Copie revêtue de la formule
exécutoire délivrée
le
à
DEMANDERESSE
S.A.R.L. GERSIM,
dont le siège social est sis [Adresse 2]
représentée par Maître Philippe ELKAIM de la SELEURL CABINET ELKAIM, avocats au barreau de TOULOUSE, avocats plaidant, vestiaire : 116
DEFENDERESSE
Mme [K] [M]
née le [Date naissance 1] 1986 à [Localité 5],
demeurant [Adresse 3]
représentée par Maître Joëlle GLOCK de la SCP FOSSAT-GLOCK, avocats au barreau de TOULOUSE, avocats plaidant, vestiaire : 148
********************
Vu l’ordonnance de clôture du 29 Janvier 2025, l’affaire a été mise en délibéré, et le Tribunal a rendu ce jour le jugement suivant :
EXPOSE DU LITIGE
Par ordonnance de juge des référés en date du 12 juin 2023, le Président du Tribunal Judiciaire de Toulouse a :
— condamné Madame [M] en sa qualité de bailleresse, à faire exécuter les travaux de remise en état nécessaires à un usage normal de la cave du local commercial qu’elle loue à la SARL GERSIM, dans un délai de deux mois à compter de la signification de la présente décision et sous astreinte de 100€ par jour de retard passé ce délai pendant deux ans,
— autorisé la SARL GERSIM à consigner 15% du montant des loyers mensualisés sur le compte de la CARPA de la SELARL ELKAIM représentée par Me Philippe ELKAIM avocat au barreau de Toulouse, à compter de ce jour et jusqu’à réalisation des travaux de remise en état de la cave du local commercial,
— débouté la société GERSIM de sa demande de dispense de paiement des loyers,
— condamné la SARL GERSIM à payer à Madame [M] la somme de 30.357,10€ à titre de provision sur les loyers, charges et frais des années 2022 et 2023,
— débouté GERSIM de sa demande de dommages intérêts,
— débouté le syndicat des copropriétaires de l’immeuble de la [Adresse 4] de toutes ses demandes,
— condamné Madame [M] à 2.500€ en application de l’article 700 du code de procédure civile.
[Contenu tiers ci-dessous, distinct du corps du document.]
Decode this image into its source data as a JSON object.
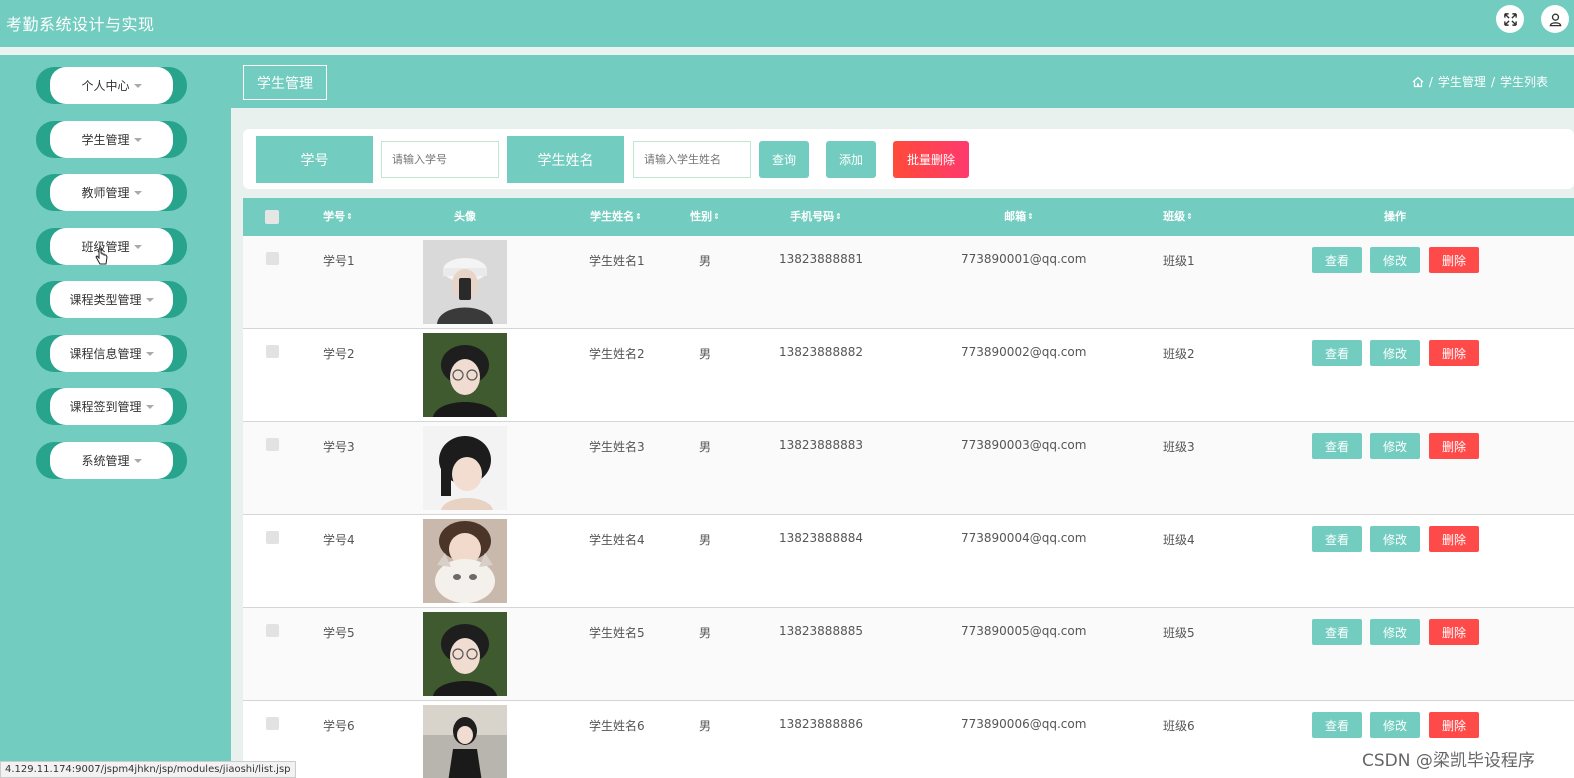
{
  "app": {
    "title": "考勤系统设计与实现"
  },
  "header_icons": {
    "fullscreen": "expand-icon",
    "user": "user-icon"
  },
  "sidebar": {
    "items": [
      {
        "label": "个人中心"
      },
      {
        "label": "学生管理"
      },
      {
        "label": "教师管理"
      },
      {
        "label": "班级管理"
      },
      {
        "label": "课程类型管理"
      },
      {
        "label": "课程信息管理"
      },
      {
        "label": "课程签到管理"
      },
      {
        "label": "系统管理"
      }
    ]
  },
  "page": {
    "tab": "学生管理",
    "breadcrumb": {
      "sep": "/",
      "level1": "学生管理",
      "level2": "学生列表"
    }
  },
  "search": {
    "id_label": "学号",
    "id_placeholder": "请输入学号",
    "name_label": "学生姓名",
    "name_placeholder": "请输入学生姓名",
    "query_button": "查询",
    "add_button": "添加",
    "batch_delete_button": "批量删除"
  },
  "table": {
    "columns": {
      "id": "学号",
      "avatar": "头像",
      "name": "学生姓名",
      "gender": "性别",
      "phone": "手机号码",
      "email": "邮箱",
      "class": "班级",
      "ops": "操作"
    },
    "rows": [
      {
        "id": "学号1",
        "name": "学生姓名1",
        "gender": "男",
        "phone": "13823888881",
        "email": "773890001@qq.com",
        "class": "班级1"
      },
      {
        "id": "学号2",
        "name": "学生姓名2",
        "gender": "男",
        "phone": "13823888882",
        "email": "773890002@qq.com",
        "class": "班级2"
      },
      {
        "id": "学号3",
        "name": "学生姓名3",
        "gender": "男",
        "phone": "13823888883",
        "email": "773890003@qq.com",
        "class": "班级3"
      },
      {
        "id": "学号4",
        "name": "学生姓名4",
        "gender": "男",
        "phone": "13823888884",
        "email": "773890004@qq.com",
        "class": "班级4"
      },
      {
        "id": "学号5",
        "name": "学生姓名5",
        "gender": "男",
        "phone": "13823888885",
        "email": "773890005@qq.com",
        "class": "班级5"
      },
      {
        "id": "学号6",
        "name": "学生姓名6",
        "gender": "男",
        "phone": "13823888886",
        "email": "773890006@qq.com",
        "class": "班级6"
      }
    ],
    "actions": {
      "view": "查看",
      "edit": "修改",
      "delete": "删除"
    }
  },
  "statusbar": {
    "url": "4.129.11.174:9007/jspm4jhkn/jsp/modules/jiaoshi/list.jsp"
  },
  "watermark": {
    "text": "CSDN @梁凯毕设程序"
  },
  "colors": {
    "primary": "#72cdc0",
    "danger": "#ff4a4a",
    "sidebar_accent": "#27a48b"
  }
}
Cette décision a été signifiée le 17 août 2023 à Madame [M].
Elle est désormais définitive.
Par actes de commissaire de justice en date du 20 février 2024, dénoncés le 24 février 2024 à la société GERSIM, Mme [W] [M] a fait diligenter des saisies-attribution sur les comptes de cette dernière, tenus dans les livres de CIC SUD OUEST, et de la banque LCL pour un montant plus tard fixé à 9.713,33€, somme ainsi ventillée :
— 30.357,10€ au principal
-1.304,16€ d’intérêts
— 184,40€ de frais de poursuite.
— à déduire : 19.626,33€ + 2.500€ d’acomptes versés.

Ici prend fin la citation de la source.